From Wolfram's MathWorld entry on axiom schema:
An axiom schema is a sentential formula representing infinitely many axioms. These axioms are obtained by replacing variables in the schema by any formula.
Axioms are specific sentences in a formal language, they contain specific formulae, variables, and terms. Axiom schema are general sentences that show how to create specific axioms within a formal system. Schema generalize over all of the formulae, variables, and terms in the language. You go from a scheme to an axiom by substituting in specifics for the generalized place holders in the scheme. For example:
Scheme: If P and Q are formulae of our language then P -> Q is an axiom
Axiom: (A^A) -> A
Axiom: ~(B) -> A
Why and how does this work? Because, assuming that our language contains the propositions A and B and the connectives ^, ->, and ~, then A^A and ~B are as well, therefore we can substitute both of those in for the P and Q in our scheme to create an axiom.
You ask "what is the same logical form?" The same logical form in this example is the form of P -> Q with P and Q both being formulae. (A^A) is a formula and A is a formula therefore (A^A) -> A is of the same form as P -> Q with P and Q being formulae.
An example of two formulae that do not have the same form:
A v B
~A
These formulae obviously do not have the same form, one of them is a disjunction between two formulae and one of them is the negation of one formula. In the above example of our axiom scheme we state that there are infinitely many axioms of the same form, ones that have the form of an implication, P -> Q. Obviously A v B and ~A are not the same form as P -> Q.

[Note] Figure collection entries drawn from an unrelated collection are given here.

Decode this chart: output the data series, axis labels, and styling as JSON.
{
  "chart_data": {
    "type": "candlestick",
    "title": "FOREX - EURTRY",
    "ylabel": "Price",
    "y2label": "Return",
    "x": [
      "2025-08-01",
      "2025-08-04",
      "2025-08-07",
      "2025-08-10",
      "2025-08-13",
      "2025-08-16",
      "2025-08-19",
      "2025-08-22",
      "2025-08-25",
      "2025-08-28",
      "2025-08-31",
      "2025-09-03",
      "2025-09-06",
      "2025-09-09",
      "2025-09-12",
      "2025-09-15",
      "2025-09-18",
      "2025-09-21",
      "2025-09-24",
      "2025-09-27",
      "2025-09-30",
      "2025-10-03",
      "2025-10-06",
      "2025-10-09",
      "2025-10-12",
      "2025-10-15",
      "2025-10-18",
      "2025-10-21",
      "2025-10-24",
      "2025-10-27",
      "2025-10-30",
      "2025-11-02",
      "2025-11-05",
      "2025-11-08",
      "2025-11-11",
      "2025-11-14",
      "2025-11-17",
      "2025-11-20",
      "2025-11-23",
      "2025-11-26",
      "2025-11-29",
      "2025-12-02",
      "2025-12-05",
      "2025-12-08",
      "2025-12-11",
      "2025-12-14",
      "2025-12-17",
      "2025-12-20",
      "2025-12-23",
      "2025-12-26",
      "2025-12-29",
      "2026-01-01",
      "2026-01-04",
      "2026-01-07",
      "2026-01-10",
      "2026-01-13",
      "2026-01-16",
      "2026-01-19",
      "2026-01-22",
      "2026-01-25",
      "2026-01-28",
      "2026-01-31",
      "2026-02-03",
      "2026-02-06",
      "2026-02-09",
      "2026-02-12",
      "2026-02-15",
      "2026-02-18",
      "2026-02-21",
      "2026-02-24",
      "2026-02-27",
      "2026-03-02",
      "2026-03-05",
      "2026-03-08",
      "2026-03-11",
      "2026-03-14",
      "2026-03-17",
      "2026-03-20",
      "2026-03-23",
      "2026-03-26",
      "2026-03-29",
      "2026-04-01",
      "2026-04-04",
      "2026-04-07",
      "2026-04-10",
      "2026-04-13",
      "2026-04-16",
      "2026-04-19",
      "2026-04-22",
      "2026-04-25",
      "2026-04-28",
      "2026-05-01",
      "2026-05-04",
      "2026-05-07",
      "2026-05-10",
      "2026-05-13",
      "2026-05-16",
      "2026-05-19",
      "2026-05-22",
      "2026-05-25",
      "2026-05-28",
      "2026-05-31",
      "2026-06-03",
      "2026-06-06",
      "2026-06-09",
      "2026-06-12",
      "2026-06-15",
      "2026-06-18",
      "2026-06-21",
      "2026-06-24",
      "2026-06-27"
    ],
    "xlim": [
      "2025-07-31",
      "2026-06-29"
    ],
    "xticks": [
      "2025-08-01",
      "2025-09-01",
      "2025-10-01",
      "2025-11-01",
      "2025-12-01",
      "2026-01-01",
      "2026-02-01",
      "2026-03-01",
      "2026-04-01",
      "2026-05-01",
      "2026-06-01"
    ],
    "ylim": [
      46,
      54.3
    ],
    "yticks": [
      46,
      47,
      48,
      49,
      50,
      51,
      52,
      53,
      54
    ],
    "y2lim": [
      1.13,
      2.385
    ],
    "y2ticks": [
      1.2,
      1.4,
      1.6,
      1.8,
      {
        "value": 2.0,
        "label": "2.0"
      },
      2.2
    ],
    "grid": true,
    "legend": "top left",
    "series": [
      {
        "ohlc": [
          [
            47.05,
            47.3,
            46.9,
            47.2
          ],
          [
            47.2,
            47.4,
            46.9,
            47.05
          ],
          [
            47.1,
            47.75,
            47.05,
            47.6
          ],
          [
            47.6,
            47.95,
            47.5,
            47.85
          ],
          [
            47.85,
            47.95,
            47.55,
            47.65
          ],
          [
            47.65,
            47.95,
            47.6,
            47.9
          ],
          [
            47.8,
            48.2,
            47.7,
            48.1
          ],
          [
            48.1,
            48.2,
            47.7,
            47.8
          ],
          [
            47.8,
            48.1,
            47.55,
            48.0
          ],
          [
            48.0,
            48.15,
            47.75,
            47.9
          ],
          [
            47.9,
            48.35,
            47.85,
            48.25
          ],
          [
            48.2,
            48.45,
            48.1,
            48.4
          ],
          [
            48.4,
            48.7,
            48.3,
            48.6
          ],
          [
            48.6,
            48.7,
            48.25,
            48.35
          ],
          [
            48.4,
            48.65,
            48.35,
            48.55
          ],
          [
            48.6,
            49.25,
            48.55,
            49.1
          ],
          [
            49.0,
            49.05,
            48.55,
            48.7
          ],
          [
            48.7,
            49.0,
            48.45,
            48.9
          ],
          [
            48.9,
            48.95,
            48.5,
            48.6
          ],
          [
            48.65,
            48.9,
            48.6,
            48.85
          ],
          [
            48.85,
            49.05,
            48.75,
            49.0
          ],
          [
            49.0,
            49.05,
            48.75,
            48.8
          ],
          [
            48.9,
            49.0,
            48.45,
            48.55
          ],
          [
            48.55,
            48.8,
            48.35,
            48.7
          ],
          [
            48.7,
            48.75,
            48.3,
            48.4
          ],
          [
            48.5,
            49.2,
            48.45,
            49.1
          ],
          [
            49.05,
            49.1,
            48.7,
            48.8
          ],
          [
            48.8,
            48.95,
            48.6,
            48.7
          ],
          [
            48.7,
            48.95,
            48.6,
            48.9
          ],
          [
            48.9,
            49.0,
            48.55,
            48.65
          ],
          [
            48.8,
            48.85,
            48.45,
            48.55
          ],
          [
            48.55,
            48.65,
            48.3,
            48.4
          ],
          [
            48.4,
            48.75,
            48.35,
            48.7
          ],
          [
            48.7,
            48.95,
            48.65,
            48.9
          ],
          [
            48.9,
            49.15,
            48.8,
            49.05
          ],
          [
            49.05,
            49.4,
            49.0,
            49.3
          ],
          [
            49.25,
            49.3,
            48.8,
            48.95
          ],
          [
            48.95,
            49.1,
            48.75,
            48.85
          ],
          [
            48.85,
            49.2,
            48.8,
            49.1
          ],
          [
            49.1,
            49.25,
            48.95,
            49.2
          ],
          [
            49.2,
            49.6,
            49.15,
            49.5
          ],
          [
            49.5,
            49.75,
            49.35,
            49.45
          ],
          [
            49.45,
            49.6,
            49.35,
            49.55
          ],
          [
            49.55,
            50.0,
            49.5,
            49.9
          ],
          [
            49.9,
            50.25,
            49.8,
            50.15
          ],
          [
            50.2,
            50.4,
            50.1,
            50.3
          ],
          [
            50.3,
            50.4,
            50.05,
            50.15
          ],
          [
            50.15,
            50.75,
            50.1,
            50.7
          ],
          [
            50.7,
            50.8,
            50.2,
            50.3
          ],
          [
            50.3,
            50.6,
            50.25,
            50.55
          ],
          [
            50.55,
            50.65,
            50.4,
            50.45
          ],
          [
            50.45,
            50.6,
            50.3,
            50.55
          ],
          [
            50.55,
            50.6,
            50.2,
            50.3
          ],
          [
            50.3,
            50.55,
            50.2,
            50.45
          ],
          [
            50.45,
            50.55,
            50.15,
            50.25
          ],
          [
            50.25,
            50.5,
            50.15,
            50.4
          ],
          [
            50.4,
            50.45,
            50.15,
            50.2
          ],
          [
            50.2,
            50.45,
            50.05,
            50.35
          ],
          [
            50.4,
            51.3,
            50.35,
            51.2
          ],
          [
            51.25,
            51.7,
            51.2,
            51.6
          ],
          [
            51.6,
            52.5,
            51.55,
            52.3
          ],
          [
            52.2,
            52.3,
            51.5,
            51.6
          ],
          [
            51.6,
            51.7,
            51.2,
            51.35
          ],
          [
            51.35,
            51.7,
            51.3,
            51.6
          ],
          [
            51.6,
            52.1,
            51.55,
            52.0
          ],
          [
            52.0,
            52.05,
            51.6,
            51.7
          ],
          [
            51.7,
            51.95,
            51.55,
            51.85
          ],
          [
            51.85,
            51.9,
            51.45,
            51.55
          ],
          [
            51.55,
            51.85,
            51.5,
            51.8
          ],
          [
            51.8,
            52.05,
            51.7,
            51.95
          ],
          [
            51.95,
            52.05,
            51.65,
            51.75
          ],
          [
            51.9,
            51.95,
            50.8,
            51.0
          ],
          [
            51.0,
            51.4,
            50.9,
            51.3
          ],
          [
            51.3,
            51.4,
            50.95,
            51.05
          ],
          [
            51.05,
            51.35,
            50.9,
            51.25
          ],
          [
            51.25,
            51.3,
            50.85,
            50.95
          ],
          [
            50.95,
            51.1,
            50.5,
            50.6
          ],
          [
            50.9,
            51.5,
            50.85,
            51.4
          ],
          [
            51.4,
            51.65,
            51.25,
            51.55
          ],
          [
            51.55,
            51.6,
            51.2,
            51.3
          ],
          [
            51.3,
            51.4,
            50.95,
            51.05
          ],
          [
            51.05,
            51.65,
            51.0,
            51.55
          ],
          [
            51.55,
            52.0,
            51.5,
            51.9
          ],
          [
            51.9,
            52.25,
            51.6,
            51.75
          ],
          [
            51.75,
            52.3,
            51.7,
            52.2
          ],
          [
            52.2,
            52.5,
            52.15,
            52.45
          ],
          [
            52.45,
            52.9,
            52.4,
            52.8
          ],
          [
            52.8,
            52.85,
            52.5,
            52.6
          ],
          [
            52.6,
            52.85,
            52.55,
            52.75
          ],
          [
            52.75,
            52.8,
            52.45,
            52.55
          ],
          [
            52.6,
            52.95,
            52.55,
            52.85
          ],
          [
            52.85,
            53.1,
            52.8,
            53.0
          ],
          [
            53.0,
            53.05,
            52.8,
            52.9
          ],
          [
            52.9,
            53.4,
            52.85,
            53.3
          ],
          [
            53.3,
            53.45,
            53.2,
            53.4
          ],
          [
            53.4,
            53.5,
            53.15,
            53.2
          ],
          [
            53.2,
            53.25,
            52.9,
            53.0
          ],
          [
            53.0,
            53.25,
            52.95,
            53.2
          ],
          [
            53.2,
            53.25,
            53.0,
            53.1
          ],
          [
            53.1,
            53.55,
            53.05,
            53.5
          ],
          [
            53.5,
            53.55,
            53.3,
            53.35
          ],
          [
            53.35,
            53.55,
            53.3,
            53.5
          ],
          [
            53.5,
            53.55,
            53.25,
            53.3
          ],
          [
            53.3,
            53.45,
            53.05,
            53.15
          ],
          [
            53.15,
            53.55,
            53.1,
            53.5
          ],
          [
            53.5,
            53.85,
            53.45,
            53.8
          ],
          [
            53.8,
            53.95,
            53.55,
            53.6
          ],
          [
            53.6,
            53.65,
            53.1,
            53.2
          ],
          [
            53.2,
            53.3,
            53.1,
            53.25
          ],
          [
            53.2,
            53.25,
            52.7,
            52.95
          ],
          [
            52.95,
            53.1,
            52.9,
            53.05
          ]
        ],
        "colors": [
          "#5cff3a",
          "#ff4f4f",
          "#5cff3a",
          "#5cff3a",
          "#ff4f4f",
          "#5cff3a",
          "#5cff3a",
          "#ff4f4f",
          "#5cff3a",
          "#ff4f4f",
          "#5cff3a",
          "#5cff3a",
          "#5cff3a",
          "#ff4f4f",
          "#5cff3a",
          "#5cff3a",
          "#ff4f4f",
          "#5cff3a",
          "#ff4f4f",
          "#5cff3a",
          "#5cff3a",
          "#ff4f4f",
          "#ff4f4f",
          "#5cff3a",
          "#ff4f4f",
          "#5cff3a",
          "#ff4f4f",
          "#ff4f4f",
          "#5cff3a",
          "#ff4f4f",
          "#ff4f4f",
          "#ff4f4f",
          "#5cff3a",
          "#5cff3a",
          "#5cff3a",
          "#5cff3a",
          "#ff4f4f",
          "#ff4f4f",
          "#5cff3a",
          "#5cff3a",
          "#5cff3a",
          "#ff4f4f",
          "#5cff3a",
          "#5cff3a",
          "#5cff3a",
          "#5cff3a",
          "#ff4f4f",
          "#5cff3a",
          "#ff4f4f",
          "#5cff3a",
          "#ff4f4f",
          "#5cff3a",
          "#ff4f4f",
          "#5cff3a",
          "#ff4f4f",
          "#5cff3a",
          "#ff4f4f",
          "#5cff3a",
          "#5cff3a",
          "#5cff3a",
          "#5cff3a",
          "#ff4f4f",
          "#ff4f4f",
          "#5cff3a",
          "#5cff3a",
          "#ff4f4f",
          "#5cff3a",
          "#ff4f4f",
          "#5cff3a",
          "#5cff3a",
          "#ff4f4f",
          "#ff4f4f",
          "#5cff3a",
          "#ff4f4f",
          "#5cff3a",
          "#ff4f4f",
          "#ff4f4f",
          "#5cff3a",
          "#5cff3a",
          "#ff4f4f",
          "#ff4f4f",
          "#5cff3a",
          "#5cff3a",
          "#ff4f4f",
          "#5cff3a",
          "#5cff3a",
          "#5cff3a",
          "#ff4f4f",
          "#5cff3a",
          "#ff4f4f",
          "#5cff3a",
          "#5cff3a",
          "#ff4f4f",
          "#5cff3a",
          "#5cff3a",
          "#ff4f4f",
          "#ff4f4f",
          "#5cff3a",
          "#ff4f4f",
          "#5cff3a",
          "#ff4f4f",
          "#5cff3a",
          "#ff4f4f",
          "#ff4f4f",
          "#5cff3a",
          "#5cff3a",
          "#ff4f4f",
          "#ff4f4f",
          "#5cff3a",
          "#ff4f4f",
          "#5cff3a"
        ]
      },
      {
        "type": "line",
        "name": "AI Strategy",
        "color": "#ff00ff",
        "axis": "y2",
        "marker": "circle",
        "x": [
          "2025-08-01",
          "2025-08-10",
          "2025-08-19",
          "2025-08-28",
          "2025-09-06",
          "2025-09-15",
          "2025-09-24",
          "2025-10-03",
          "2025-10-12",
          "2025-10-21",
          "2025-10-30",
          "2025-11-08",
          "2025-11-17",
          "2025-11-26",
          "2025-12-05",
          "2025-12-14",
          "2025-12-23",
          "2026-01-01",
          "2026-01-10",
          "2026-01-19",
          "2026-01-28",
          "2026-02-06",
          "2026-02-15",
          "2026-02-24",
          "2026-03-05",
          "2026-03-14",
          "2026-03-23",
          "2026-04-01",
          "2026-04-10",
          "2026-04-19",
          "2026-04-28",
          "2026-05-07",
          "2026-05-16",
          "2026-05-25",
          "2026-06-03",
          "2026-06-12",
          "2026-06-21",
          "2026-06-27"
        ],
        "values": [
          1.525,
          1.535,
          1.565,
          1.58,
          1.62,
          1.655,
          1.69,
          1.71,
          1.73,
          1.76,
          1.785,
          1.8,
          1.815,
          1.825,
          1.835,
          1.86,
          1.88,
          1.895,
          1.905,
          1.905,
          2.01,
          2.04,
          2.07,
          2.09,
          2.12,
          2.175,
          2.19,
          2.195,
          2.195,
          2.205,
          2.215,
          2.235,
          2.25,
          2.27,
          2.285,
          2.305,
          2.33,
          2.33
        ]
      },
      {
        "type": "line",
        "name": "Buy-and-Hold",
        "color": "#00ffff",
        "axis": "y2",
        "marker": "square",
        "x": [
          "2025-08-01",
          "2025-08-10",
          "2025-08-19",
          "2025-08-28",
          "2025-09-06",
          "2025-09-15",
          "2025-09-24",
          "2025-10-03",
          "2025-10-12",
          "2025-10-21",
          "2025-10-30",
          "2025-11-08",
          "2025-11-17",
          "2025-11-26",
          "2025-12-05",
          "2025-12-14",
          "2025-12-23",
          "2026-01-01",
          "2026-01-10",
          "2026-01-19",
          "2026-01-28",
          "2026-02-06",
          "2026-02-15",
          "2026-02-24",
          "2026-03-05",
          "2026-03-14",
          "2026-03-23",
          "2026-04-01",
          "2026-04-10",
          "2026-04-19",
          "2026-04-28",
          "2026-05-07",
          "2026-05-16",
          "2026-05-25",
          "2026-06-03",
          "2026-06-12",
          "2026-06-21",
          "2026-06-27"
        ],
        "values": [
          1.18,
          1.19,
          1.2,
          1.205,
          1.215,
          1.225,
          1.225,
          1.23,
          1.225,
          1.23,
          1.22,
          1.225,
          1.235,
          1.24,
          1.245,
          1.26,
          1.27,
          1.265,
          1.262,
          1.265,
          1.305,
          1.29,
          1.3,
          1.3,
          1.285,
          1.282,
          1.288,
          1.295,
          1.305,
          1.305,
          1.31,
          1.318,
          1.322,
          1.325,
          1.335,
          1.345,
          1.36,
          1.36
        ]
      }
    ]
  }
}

Yes, the form of an axiom and the axiom itself are different. Again, this is because with an axiom we are substituting in specifics. That is what is meant by "Let P, Q and S by any formulas" in the text you quoted, in those schema P, Q, and S are not actual formulae, they are dummy variables that we are using as placeholders. To get a real axiom you substitute in actual examples from the language. (A -> B), (B -> A), (A -> A) all have the same form and they are obviously not the same axiom, they are examples of substituting in different particulars. I can understand how this can be confusing if P is actually in the language but that's why the author clarifies with "let them by any", they are not saying only, P -> Q is an axiom, they are saying there is an infinite list of all formulae of the form P -> Q, e.g., again, (A -> B), (B -> A), etc.
From Wikipedia's article Logical form:
The logical form of a sentence (or proposition or statement or truthbearer) or set of sentences is the form obtained by abstracting from the subject matter of its content terms or by regarding the content terms as mere placeholders or blanks on a form. In an ideal logical language, the logical form can be determined from syntax alone; formal languages used in formal sciences are examples of such languages.
The logical form of an axiom is its syntax. P -> Q is the specified syntax that we are looking for, in our example. So, any formulae that has the syntax of P -> Q where P and Q are both formulae, is of that same logical form.